Sunday, June 7, 2009
When I think of April, I think of a wonderful young woman who has every reason to be angry or depressed, yet isn't. She's bright and optimistic. As my friend Carolyn described her, resilient.
I only met April recently, but she's already burrowed her way into my heart. I consider her my adopted daughter--not legally, but in the way that matters most. In the heart.
God does indeed work in mysterious ways. April became a part of my life as a result of an unexpected and uncharacteristic action of my son, Collin. She became a part of our family only six days ago. She needed a place to stay while she was in town apartment hunting. Now, it seems, she'll be making her home with us. It's been an adjustment, having a new person in the house--it always is, I think--but we love her.
April has had health issues all her life. At the moment, she is battling cancer. She faces it with a spirit that's truly impressive. After a life marked by abuses and illness, the fact that she can smile and press on makes me wonder how any of us can whine about minor difficulties in our lives. Most of us have it so much better than she ever has.
Yesterday, she left for Texas. She was going to stay with friends there and, I hoped, find the treatment that would save her life. The night before, as I was drifting off to sleep, I was overwhelmed by the need to pray for her. As I continually prayed, "Please don't let her die," I found myself in tears. As I watched her cab drive away yesterday, taking her to the airport, I once again began to cry.
What if we never see her again? I wondered.
I just got an e-mail from her. She's hoping to come back in a few days. If she does, we will welcome her with open arms and do what we can to keep her safe and happy.
Please keep her in your prayers....
Monday, April 20, 2009
How many times has that happened now? I wake up one morning, convinced that this is what He wants. As if I have the divine wisdom to second-guess the creator of the universe. Truth is, I'm clueless. At least it keeps things interesting.
I make plans, big plans. God changes them. I make suggestions I'm certain could help our church. They're totally ignored. I'm totally ignored. After a while, I decide that no one there is ever going to take me seriously and vow to keep my mouth shut in the future.
Jesus Himself said a prophet is respected everywhere but in his own town, his own home. I know how those prophets felt.
Maybe it's one of those things that are so obvious, it's overlooked. When I think about it, He's given me a lot to work with. He's put me in some circumstances, allowed me to get myself into others to have experiences that are unfortunately shared by a lot of people. People who have no way to deal with those problems. I do. Here I am, with the means to do something of value, and I've been doing my best to avoid it.

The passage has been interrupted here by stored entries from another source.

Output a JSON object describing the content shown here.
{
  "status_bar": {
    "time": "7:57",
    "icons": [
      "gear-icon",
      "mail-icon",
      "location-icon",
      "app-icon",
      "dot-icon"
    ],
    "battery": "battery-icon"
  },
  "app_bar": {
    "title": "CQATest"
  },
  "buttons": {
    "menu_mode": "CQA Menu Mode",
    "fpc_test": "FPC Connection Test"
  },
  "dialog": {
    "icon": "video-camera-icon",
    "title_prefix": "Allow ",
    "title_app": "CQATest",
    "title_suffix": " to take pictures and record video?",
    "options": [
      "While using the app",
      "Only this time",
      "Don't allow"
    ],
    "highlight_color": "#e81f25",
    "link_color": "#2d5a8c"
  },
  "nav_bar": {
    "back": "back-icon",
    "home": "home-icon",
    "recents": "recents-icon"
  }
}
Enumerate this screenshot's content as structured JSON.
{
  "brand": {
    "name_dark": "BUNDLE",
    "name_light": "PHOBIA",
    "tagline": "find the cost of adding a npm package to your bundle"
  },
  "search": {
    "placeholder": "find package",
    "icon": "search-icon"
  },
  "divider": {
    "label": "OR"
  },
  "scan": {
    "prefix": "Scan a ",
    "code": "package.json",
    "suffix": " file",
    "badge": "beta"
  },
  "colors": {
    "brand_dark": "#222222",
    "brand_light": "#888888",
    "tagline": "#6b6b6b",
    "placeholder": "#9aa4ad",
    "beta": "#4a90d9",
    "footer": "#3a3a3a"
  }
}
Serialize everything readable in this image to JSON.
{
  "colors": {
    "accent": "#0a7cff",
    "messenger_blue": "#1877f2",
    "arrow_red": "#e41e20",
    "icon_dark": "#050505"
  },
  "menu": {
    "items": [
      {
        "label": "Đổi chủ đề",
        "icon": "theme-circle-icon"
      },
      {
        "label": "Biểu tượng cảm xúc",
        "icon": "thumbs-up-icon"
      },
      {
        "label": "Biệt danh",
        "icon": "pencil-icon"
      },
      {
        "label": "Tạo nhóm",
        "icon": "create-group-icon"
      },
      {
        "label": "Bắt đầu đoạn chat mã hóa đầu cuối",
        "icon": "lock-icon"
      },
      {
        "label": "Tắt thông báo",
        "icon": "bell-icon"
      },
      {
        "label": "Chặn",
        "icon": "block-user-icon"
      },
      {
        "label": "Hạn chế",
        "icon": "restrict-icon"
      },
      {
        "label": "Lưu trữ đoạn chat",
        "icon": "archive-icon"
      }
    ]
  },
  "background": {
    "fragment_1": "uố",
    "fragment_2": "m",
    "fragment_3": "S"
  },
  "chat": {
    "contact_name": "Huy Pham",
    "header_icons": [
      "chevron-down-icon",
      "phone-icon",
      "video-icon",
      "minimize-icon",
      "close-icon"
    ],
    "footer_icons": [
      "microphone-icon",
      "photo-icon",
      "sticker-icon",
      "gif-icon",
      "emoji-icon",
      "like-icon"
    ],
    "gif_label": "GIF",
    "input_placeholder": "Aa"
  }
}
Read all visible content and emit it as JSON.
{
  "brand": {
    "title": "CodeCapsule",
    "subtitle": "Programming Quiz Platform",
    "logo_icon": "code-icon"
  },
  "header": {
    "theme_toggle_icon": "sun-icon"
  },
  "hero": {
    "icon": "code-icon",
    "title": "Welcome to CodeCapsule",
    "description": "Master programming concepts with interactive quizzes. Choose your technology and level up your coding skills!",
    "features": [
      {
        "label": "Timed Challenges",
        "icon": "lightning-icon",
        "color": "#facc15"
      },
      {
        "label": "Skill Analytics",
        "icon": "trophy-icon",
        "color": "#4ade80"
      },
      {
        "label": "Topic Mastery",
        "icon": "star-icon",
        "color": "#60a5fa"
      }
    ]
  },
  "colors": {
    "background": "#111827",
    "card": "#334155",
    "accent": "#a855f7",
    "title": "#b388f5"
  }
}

As any good father would, He's making me face the things from which I've been trying to hide.
Thursday, March 12, 2009
In none of these cases was the killing justified. The killers were not under any kind of attack themselves. There was no threat from their victims. One of the killers is already mounting an insanity defense. The other killed himself after he'd killed everyone else. The stepmother is, as far as I know, still in jail. She should remain there for the rest of her rotten life. Sorry, but that's how I see it.
As a Christian, I'm supposed to be forgiving. I guess I'm still a work in progress, and that part of me still needs a lot of work. There are very few situations in which killing is warranted--self-defense, when there's no other option. The defense of another under attack. Kidnappers. Rapists. If any of these wretched people want to end their own lives, let them do it--but why do they insist upon taking others with them?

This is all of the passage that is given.